I ara què: et maintenant? Personne ne semble le savoir. De nouvelles élections ont été convoquées pour le 21 décembre. Bien que Puigdemont continue régulièrement à appeler au dialogue, il n’est pas question de négociations entre les dirigeants espagnols et catalans. « Il n’y a pas vraiment de volonté de dialoguer », soupire Borja Lasheras. « Quand il a proclamé l’indépendance le 10 octobre avant de la suspendre immédiatement, Puigdemont a clairement prouvé qu’il voulait uniquement parler d’indépendance. Avec un tel point de départ, on ne peut négocier. »

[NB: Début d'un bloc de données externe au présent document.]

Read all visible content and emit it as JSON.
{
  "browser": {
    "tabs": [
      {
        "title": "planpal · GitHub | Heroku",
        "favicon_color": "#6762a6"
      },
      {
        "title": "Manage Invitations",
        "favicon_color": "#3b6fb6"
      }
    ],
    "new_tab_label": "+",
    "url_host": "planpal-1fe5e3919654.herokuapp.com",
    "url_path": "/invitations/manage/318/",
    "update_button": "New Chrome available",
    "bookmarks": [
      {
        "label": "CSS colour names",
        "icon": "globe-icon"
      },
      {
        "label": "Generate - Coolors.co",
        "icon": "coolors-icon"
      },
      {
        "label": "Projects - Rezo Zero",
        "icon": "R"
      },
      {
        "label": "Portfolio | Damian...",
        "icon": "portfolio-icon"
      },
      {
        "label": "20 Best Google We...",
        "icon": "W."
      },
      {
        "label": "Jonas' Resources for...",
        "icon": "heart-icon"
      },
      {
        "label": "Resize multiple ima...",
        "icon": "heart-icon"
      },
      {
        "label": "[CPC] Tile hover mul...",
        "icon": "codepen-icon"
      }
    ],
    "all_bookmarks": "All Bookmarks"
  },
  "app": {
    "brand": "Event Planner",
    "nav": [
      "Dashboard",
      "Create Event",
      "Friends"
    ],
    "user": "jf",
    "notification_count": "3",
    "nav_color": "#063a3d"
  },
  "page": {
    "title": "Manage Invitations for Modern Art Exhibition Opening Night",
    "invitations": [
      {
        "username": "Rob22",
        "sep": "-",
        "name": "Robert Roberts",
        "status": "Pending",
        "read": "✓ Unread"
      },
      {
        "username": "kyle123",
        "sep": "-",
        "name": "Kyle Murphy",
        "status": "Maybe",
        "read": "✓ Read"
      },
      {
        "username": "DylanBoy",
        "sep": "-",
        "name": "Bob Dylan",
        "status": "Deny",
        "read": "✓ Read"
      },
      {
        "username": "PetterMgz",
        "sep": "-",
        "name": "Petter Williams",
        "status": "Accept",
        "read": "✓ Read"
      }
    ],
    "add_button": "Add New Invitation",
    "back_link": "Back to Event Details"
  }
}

Malgré les critiques de plus en plus virulentes, Borja Lasheras trouve que l’Europe joue un rôle positif dans le conflit. « L’Europe confronte autant le gouvernement espagnol que le gouvernement catalan aux principes de l’État de droit. C’est bien que l’Europe confronte les irréductibles Catalans au fait qu’une Catalogne indépendante ne puisse pas simplement adhérer à l’UE. En même temps, il serait bien d’avoir une enquête européenne sur les violences policières excessives de la Guardia Civil durant le référendum. »

Cependant, pour Borja Lasheras, ce serait aller trop loin que de faire appel à une médiation européenne. « Ce serait une catastrophe pour la démocratie espagnole. Nous devons résoudre ce problème nous-même. »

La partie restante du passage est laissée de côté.